In the past 29 years I’ve owned all of two cars, both purchased new, with the first one pretty much driven into the ground, and the second still running fine at 170,000 miles. Kermit, so named on account of being green, in the over fourteen years that he’s been on the road, has had four sets of tires, a new suspension, one set of brakes (front and back), some minor engine work, and regular maintenance. Out of thin air, I’ll say that beyond the purchase price of $27,000, I’ve thrown in another 5K in those repairs, along with typical service money. Then let’s add 15 grand in interest for a couple of leases and what I paid to take ownership. Fool around with the numbers and my faithful steed has cost me about $280 a month for the duration. And now I pay nothing.
Which is why, short of an unexpected windfall, I’m sticking with Kermie.
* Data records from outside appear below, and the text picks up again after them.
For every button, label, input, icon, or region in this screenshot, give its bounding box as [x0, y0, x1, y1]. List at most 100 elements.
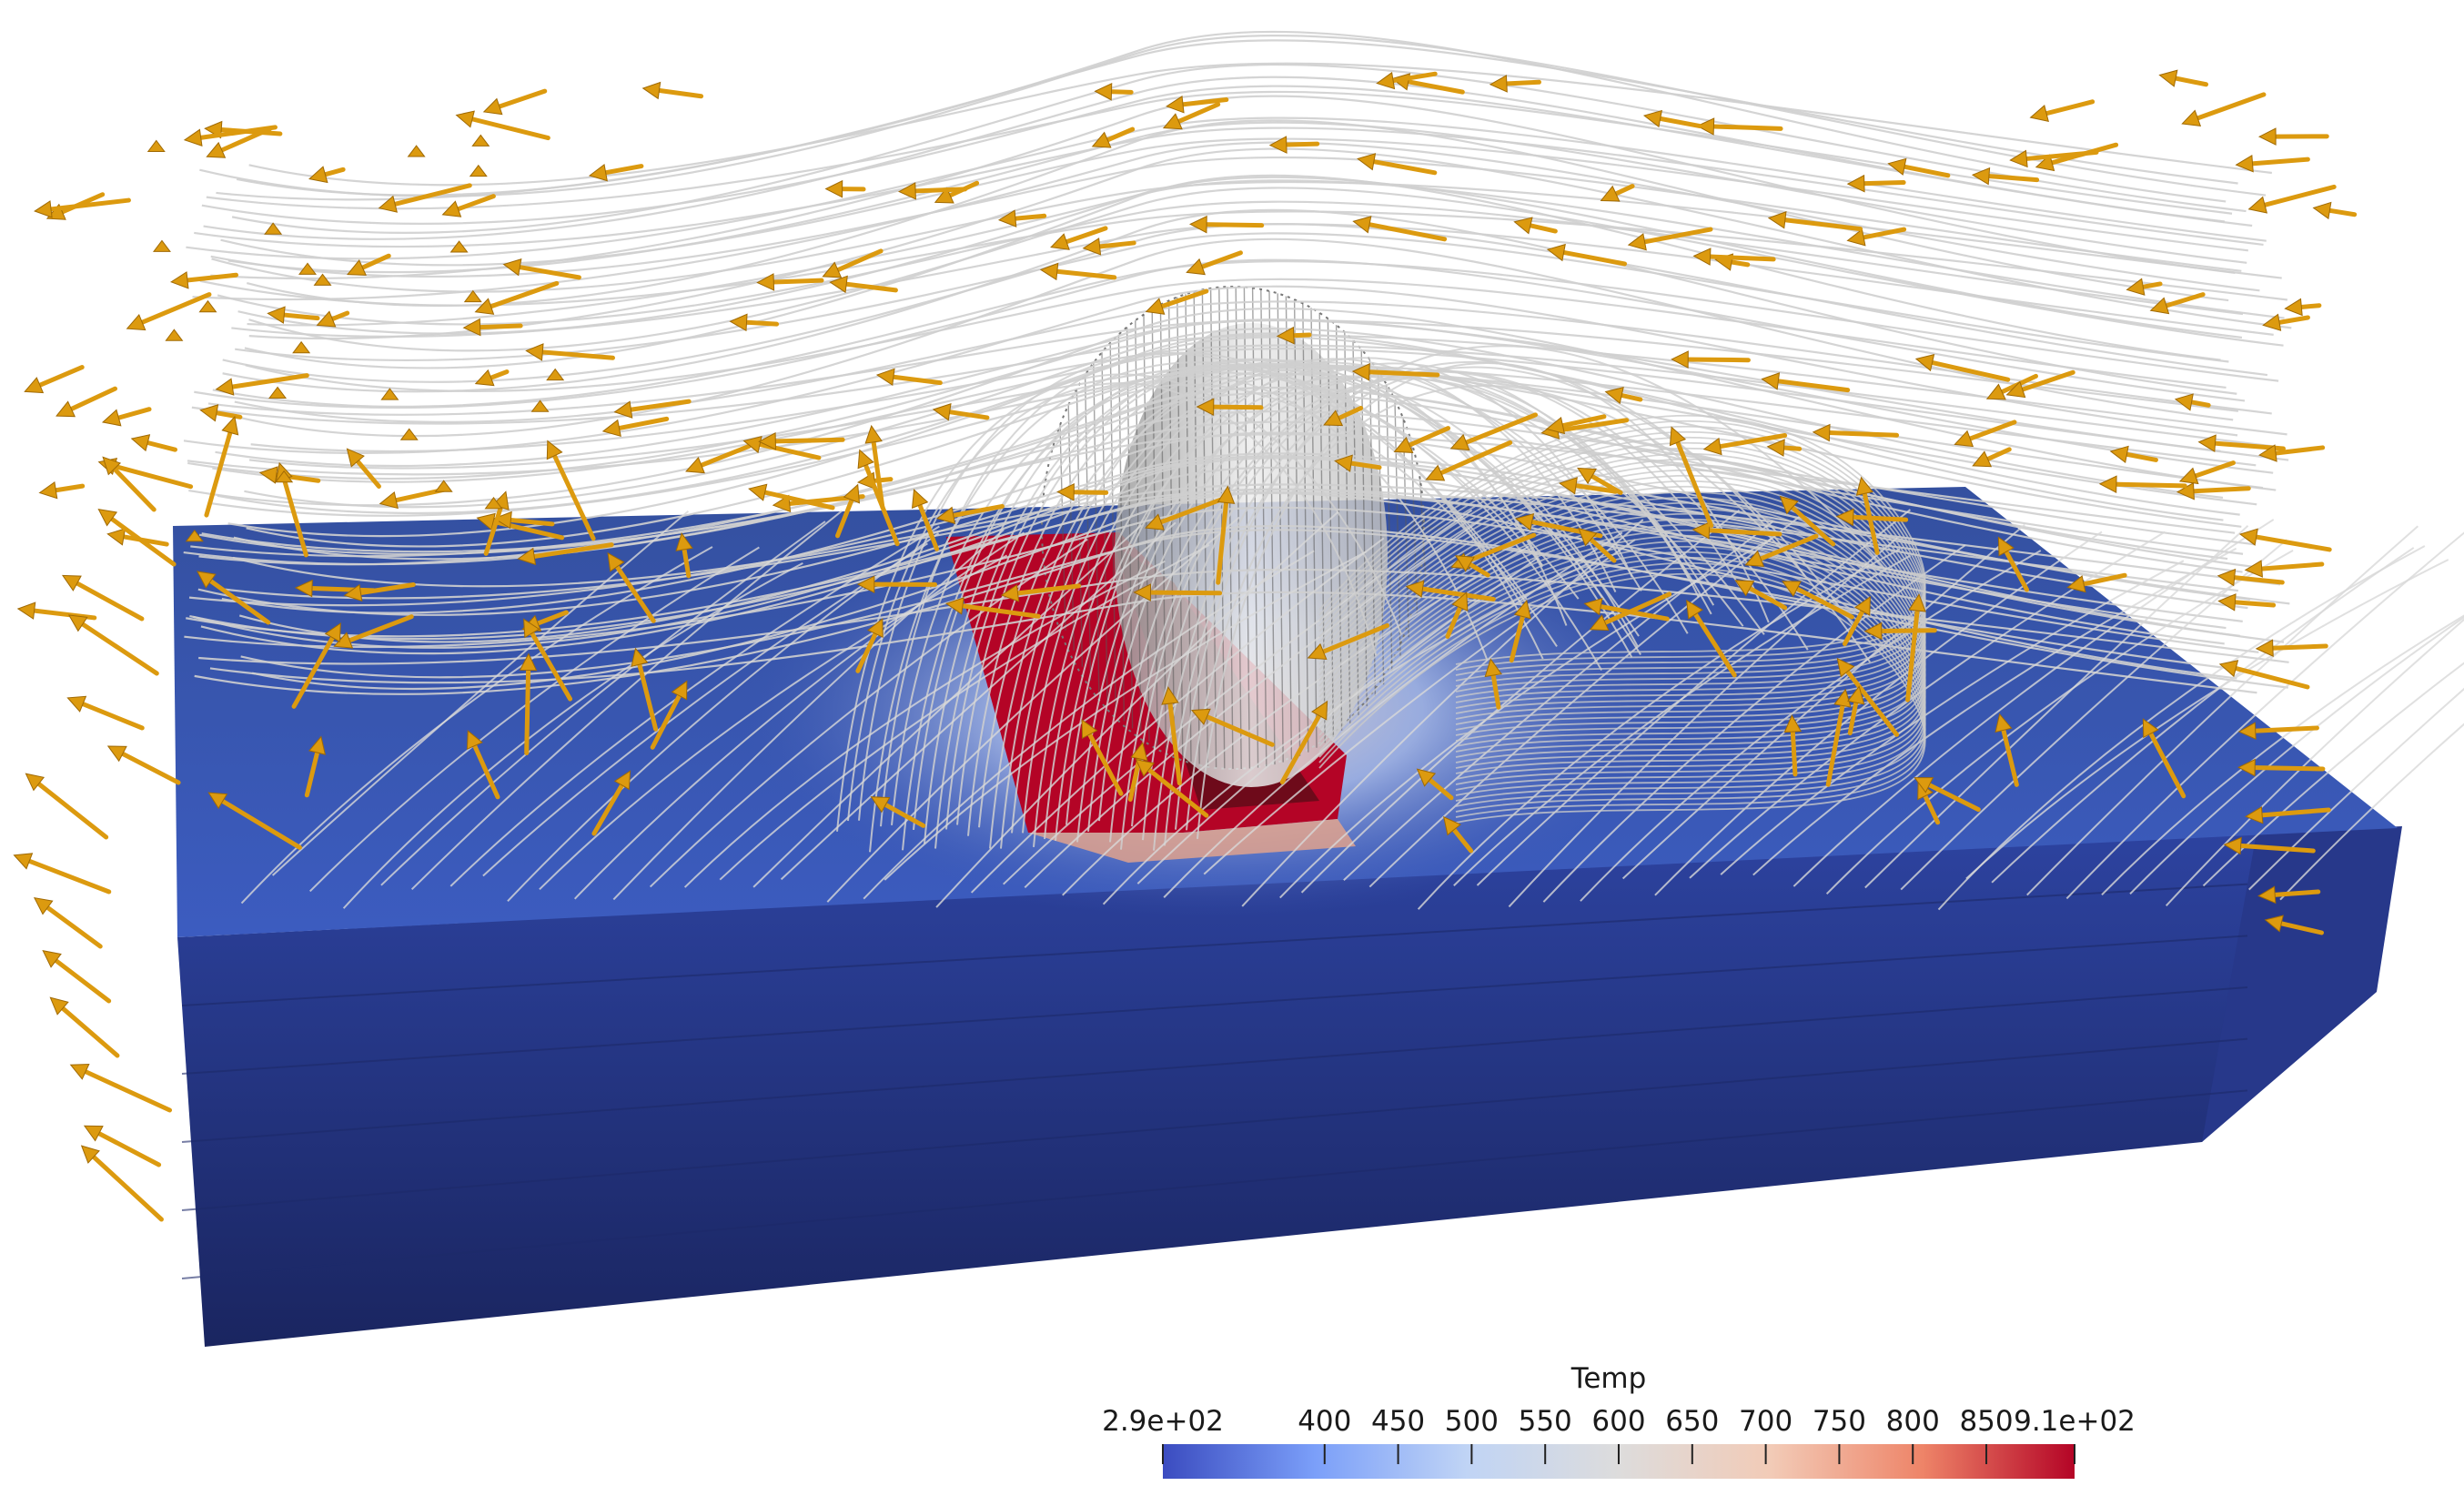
velocity-arrow	[1744, 533, 1819, 567]
disc-hatch-line	[1386, 384, 1393, 672]
color-legend-tick-label: 550	[1519, 1405, 1572, 1438]
velocity-arrow-tip	[484, 496, 503, 510]
streamline	[237, 238, 2234, 438]
streamline	[221, 431, 2251, 614]
velocity-arrow-tip	[146, 139, 166, 152]
velocity-arrow	[1443, 815, 1474, 854]
velocity-arrow	[525, 343, 615, 361]
velocity-arrow	[66, 695, 145, 731]
velocity-arrow-tip	[165, 329, 184, 341]
streamline	[189, 488, 2227, 641]
velocity-arrow	[2312, 201, 2358, 220]
velocity-arrow	[1627, 227, 1713, 251]
velocity-arrow	[1216, 485, 1236, 585]
velocity-arrow	[1161, 686, 1182, 786]
disc-hatch-line	[1101, 352, 1108, 703]
velocity-arrow	[25, 773, 109, 840]
streamline	[217, 332, 2224, 521]
velocity-arrow-tip	[264, 222, 283, 235]
velocity-arrow	[38, 480, 86, 500]
color-legend-title: Temp	[1570, 1362, 1647, 1395]
streamline-surface	[2065, 531, 2464, 900]
velocity-arrow	[2255, 639, 2328, 657]
streamline-loop	[1000, 359, 1568, 849]
velocity-arrow	[1056, 482, 1109, 501]
velocity-arrow	[875, 368, 943, 387]
color-legend-tick-label: 750	[1813, 1405, 1866, 1438]
velocity-arrow	[911, 489, 940, 551]
velocity-arrow	[1766, 439, 1803, 457]
velocity-arrow	[2238, 528, 2332, 552]
velocity-arrow	[1863, 622, 1937, 641]
streamline-wake	[1318, 469, 1926, 720]
velocity-arrow	[2237, 758, 2326, 777]
velocity-arrow	[2029, 99, 2095, 123]
velocity-arrow	[601, 416, 670, 438]
velocity-arrow	[13, 853, 112, 895]
velocity-arrow-tip	[198, 299, 217, 313]
velocity-arrow-tip	[449, 240, 469, 253]
velocity-arrow	[97, 508, 177, 567]
velocity-arrow	[1842, 595, 1871, 647]
velocity-arrow-tip	[152, 239, 171, 252]
velocity-arrow	[441, 194, 496, 217]
velocity-arrow	[607, 551, 656, 623]
front-band-line	[181, 935, 2248, 1075]
velocity-arrow	[207, 792, 302, 850]
velocity-arrow	[2109, 445, 2158, 464]
velocity-arrow	[1162, 102, 1221, 130]
color-legend-tick-label: 800	[1886, 1405, 1940, 1438]
velocity-arrow	[1825, 688, 1852, 787]
streamline-surface	[1900, 539, 2287, 891]
velocity-arrow	[56, 386, 118, 418]
velocity-arrow-tip	[185, 529, 204, 542]
color-legend-tick-label: 400	[1298, 1405, 1351, 1438]
velocity-arrow	[1714, 253, 1751, 271]
velocity-arrow-tip	[530, 399, 550, 412]
velocity-arrow	[1696, 117, 1783, 136]
streamline	[232, 483, 2281, 588]
streamline-wake	[1318, 501, 1926, 753]
velocity-arrow	[2223, 836, 2316, 855]
velocity-arrow	[932, 403, 990, 421]
velocity-arrow	[1145, 496, 1227, 531]
velocity-arrow	[2245, 805, 2331, 824]
streamline-surface	[1752, 547, 2237, 876]
front-band-line	[181, 1089, 2248, 1279]
streamline	[203, 76, 2226, 240]
velocity-arrow	[641, 81, 704, 100]
velocity-arrow	[2217, 568, 2285, 587]
velocity-arrow	[294, 579, 377, 598]
streamline	[211, 180, 2282, 293]
velocity-arrow	[1782, 581, 1854, 620]
velocity-arrow	[204, 415, 239, 518]
velocity-arrow	[1846, 227, 1907, 247]
velocity-arrow	[1484, 658, 1502, 710]
streamline-surface	[1024, 513, 1490, 889]
velocity-arrow	[2181, 92, 2267, 126]
velocity-arrow	[1133, 583, 1223, 601]
streamline	[248, 363, 2257, 470]
velocity-arrow	[1416, 768, 1454, 801]
disc-hatch-line	[1059, 425, 1066, 631]
velocity-arrow	[1702, 432, 1788, 456]
velocity-glyphs	[13, 69, 2358, 1222]
streamline-surface	[1654, 531, 2103, 896]
color-legend[interactable]: Temp 2.9e+02 400 450 500 550 600 650 700 750 800 8…	[1102, 1362, 2136, 1479]
velocity-arrow	[474, 369, 510, 387]
velocity-arrow	[1847, 685, 1865, 736]
streamline-surface	[2279, 723, 2464, 901]
velocity-arrow	[1135, 758, 1209, 818]
streamline	[191, 334, 2287, 436]
slab-side-face	[2202, 826, 2402, 1142]
velocity-arrow	[67, 614, 159, 676]
velocity-arrow	[462, 318, 523, 337]
streamline-surface	[1825, 550, 2294, 895]
streamline-surface	[539, 554, 1008, 891]
velocity-arrow	[1279, 700, 1328, 784]
velocity-arrow	[2218, 660, 2310, 690]
streamline-wake	[1318, 480, 1926, 731]
velocity-arrow	[2217, 593, 2277, 612]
I bring this up because we are about to get into the season of car fever, where you wander out to the garage, take a look at the old guy — your car — and start seeing some sense in those dealer tent sales that are just now getting under way. None of us is immune to the lure, of course, and it first surfaces with remarks like “Gee, honey, the old clunker has been around for a long time now, and what would we do if he suddenly dropped the trannie into the street?”
The lure can be serious. Some months ago we began to get the itch for one of those cute (Kris’ adjective, not mine) Cooper Minis. We did our own guesstimate for what it would cost, went down to the local dealer and took one for a test drive. Wow! Some fun! lt was loud, surprisingly quick, and could jump from one freeway lane to another in a heartbeat. Lease price: $450 per month, and that’s f$%^&%# (my adjective) nuts! We thought it would be around $250 — if size had anything to do with it.
And of course there’s that monster fee that you pay just for the privilege of leasing the little —-, about what a new transmission for my car would cost, with no new payments to follow.
Granted, I live in southern California which is one of the kindest environments for a car on Earth. I passed a 1951 Chrysler convertible last week and it looked as though it was fresh off the showroom floor. My car only gets wet a dozen or so times a year. So they do last here. Decent care and you can drive them for 20 years.
On the other hand, what I do not have with my 14-year-old Solara would fill the options list for a 2013 model of nearly anything, and that’s the attraction, when you really think about it. But is GPS, a hands-free phone, an automatic parking system, a sexy girl (we’re assuming here) who talks to you from the radio, means to control the world on your steering wheel, and endless entertainment for you and the kids really worth the money? Is that new definition of “standard’ actually required for a functioning car? (Mine has a CD and a cassette player — hoo-hah — and both are now obsolete.)
Well, and there’s this: Most of the new cars look alike. Truly. There was a new film that was in theaters a couple of months ago called “Lincoln lawyer.” Not bad, actually; you may have seen it. The producers were asked why use a lengthy older Lincoln as a key character, and they replied (like me), “Most of the new cars look alike,” and they went on, “we wanted something that was different.” Hence the choice, hence the title.
So I think I’ll work on urging a few more miles out of Kermit, and in the meantime I’ll wait for that big check.